Schemaless Postgres in Django
Earlier this week while I was at DjangoCon EU there seemed to be a surprising amount of talk about MongoDB. My problem with this isn’t with MongoDB, but in the assumption that only Mongo can solve what you’re looking for. By and far the most common feature is people want schemaless. It gives them flexibility in their data model and lets them iterate quickly. While I still opt for relational models that map cleanly to a relational database, there are cases where developers may want schemaless. I gave a quick lightning talk on this with slides here, but it is worth recapping.
The example given by pydanny was a product catalog. You may have different items you want to store for a catalog. Lets take an example below:
django_pony = {'name': 'Django Pony', 'rating': '5'}
pink_pony = {'name': 'Pink Pony', 'rating': '4', 'color': 'pink'}
In the case of a product catalog it could be understandable you don’t want to normalize every possible spec for the product. The argument for Mongo is so commonly that you can easily work with this data model. Admittedly it is quite simple:
from pymongo import Connection
connection = Connection()
django_pony = {'name': 'Django Pony', 'rating': '5'}
connection.product.insert(django_pony)
The problem is that this assumes other schemaless options don’t exist or are inferior.
Enter hStore
hStore is a column type within Postgres. It is a key value store that allows you to store a dictionary, with text values. It alone is not a full document store replacement, but allows for flexibility in your data model where you need it while letting you use relational models elsewhere. Its not exactly new within Postgres either, as its been available since 8.4, however its recently become easier to work with and is supported in some form or another by more frameworks.
To do the same as above we only need to do a few steps:
Within your Postgres 9.1 or higher database:
create extension hstore;
If you don’t have Postgres already if you’re on a Mac quickly grab and install Postgres.app.

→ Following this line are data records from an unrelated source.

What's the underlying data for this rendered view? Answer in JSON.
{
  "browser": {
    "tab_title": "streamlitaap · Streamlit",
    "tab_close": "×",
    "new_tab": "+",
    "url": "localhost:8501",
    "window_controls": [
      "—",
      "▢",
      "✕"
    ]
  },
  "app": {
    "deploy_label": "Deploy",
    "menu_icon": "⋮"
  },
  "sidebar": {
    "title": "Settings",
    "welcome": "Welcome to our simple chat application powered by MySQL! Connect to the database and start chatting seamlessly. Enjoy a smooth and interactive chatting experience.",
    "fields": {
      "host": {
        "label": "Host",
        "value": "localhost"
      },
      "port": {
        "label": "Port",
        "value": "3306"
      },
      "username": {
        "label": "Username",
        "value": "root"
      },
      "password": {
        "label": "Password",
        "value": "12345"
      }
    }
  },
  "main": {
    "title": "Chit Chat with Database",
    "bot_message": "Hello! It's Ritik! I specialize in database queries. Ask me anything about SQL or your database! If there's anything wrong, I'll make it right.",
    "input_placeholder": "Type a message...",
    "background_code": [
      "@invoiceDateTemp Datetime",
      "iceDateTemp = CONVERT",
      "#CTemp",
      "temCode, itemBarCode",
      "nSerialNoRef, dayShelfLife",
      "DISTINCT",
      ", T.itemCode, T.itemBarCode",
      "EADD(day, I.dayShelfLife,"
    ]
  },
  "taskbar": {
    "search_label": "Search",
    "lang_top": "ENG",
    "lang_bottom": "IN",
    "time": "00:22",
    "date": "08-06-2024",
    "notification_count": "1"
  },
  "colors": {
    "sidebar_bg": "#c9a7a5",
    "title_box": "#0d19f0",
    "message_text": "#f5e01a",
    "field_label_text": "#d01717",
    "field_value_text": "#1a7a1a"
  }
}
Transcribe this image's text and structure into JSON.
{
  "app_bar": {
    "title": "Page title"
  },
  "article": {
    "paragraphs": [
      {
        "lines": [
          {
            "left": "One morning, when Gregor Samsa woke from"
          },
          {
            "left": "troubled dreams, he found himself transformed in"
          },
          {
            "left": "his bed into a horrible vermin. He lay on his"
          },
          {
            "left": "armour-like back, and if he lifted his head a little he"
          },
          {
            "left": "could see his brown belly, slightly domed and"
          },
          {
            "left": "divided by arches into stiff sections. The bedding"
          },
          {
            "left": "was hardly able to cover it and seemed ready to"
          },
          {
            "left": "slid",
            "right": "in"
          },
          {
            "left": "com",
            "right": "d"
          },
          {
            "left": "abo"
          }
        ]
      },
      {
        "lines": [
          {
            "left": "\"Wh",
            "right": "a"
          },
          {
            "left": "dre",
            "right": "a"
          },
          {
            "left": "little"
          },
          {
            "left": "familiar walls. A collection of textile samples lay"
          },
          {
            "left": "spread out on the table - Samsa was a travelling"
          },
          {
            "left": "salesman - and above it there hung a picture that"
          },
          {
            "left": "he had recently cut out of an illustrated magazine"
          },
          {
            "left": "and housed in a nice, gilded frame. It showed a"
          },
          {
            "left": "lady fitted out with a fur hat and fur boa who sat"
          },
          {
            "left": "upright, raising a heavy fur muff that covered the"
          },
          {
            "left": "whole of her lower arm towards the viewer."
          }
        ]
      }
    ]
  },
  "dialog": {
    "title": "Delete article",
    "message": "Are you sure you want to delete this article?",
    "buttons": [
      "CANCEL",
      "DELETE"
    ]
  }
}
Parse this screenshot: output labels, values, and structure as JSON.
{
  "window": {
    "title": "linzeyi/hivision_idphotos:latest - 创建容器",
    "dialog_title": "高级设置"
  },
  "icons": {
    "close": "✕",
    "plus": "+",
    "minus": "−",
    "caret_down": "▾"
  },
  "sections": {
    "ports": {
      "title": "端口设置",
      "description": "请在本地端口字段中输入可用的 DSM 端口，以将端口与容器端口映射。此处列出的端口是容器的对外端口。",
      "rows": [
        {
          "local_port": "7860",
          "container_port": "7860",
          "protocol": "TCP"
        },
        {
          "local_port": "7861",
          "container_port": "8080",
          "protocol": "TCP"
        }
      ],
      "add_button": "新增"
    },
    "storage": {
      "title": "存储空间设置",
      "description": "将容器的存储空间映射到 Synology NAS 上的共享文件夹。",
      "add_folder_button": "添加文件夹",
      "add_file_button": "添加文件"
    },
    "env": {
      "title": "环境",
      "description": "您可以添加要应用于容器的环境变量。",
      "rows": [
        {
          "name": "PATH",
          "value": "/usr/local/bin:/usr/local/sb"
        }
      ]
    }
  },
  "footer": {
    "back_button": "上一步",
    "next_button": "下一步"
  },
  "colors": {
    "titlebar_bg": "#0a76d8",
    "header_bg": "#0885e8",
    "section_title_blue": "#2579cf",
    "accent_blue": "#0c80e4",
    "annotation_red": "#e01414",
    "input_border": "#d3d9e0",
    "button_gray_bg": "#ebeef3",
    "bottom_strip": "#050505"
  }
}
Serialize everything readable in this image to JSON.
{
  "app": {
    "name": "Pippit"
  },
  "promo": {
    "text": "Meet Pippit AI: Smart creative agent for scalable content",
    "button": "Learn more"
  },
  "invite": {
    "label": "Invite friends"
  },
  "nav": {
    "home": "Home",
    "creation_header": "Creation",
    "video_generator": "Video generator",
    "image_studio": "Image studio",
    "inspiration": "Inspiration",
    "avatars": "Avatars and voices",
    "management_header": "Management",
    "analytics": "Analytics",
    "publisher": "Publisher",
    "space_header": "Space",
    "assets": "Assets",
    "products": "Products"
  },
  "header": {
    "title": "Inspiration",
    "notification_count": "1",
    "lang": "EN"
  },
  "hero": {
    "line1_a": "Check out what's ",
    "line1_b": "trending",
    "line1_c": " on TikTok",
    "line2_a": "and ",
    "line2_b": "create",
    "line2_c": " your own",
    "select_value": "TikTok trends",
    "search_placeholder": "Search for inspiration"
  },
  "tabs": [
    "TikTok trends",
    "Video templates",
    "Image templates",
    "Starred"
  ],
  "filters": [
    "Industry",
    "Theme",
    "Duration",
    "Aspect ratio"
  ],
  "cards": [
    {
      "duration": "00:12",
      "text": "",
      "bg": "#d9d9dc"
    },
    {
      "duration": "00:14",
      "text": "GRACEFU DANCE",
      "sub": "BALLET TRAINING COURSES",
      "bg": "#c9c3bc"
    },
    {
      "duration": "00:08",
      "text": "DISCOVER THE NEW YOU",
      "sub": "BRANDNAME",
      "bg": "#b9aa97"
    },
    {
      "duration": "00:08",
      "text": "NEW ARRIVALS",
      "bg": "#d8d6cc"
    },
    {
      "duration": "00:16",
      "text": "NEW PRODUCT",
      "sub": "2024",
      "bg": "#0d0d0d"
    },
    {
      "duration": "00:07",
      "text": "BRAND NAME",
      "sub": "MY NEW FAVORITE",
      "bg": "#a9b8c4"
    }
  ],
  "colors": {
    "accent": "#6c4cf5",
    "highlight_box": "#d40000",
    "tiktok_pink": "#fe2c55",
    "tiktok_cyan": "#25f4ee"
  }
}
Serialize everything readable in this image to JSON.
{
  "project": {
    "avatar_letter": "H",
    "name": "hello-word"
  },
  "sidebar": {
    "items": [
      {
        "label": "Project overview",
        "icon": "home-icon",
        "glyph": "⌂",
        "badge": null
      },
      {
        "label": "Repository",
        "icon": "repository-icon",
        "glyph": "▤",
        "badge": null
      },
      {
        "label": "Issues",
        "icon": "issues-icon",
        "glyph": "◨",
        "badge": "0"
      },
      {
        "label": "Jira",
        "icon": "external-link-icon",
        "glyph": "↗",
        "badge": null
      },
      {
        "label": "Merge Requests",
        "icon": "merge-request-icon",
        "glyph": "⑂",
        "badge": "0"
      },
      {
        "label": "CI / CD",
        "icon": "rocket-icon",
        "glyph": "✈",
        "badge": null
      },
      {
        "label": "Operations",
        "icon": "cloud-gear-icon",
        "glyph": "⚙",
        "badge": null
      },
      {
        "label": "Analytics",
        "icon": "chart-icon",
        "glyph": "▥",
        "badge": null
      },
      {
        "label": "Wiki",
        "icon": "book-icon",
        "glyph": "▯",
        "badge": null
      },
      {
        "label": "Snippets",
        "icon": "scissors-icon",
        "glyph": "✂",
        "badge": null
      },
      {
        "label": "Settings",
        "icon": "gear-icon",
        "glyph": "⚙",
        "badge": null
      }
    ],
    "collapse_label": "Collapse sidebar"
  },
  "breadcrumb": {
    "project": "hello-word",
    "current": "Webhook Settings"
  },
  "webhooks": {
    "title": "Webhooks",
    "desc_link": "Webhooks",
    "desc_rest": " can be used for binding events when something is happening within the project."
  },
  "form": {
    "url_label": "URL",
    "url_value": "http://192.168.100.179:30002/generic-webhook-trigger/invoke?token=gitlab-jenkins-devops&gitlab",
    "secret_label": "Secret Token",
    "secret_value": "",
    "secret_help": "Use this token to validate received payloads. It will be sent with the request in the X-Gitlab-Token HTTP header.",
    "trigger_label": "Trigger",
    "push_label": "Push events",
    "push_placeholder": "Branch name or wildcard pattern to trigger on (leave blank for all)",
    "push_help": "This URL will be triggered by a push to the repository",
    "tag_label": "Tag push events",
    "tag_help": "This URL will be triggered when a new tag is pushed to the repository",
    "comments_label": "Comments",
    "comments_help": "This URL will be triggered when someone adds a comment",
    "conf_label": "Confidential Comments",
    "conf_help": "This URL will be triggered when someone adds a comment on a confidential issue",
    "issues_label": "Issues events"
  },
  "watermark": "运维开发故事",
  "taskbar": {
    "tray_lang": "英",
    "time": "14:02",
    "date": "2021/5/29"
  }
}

Now for actually using it within your Django application. You first need to install django-hstore to your project:
pip install django-hstore
Then you can add it to your models:
from django.db import models
from django_hstore import hstore
class Product(models.Model):
name = models.CharField(max_length=250)
data = hstore.DictionaryField(db_index=True)
objects = hstore.Manager()
def __unicode__(self):
return self.name
Once you’ve sync’ed your database models you can now add your products in a very similar form to above:
Product.objects.create(name='Django Pony', data={'rating': '5'})
Product.objects.create(name='Pony', data={'color': 'pink', 'rating': '4'})
At this point you’ve got your schemaless data into Postgres and can interact with it. However, this is where the benefits of Postgres quickly start to come into play. In addition to the schemaless model you’re able to add indexes and filter on keys/values just as you would expect. In fact within Django it maps similarly to how it would within the ORM:
colored_ponies = Product.objects.filter(data__contains='color')
print colored_ponies[0].data['color']
favorite_ponies = Product.objects.filter(data__contains={'rating': '5'})
print colored_ponies[0]
To add indexes within postgres we could index on the same items that we’re filtering above:
create index on product(((data->'color')::int)) where ((data->'size') is not null);
create index on product(((data->'rating')::int)) where ((data->'rating') = '5');
If you need a sample project to start with immediately check out this one on github.
When evaluating any database its important to choose the features you’re evaluating it on, then examine further. Mongo may be great because its schemaless, this doesn’t mean an RDMS can’t be schemaless as well (and do a good job of it). In the long run, schemaless is likely to just become another feature in databases, but more on that later.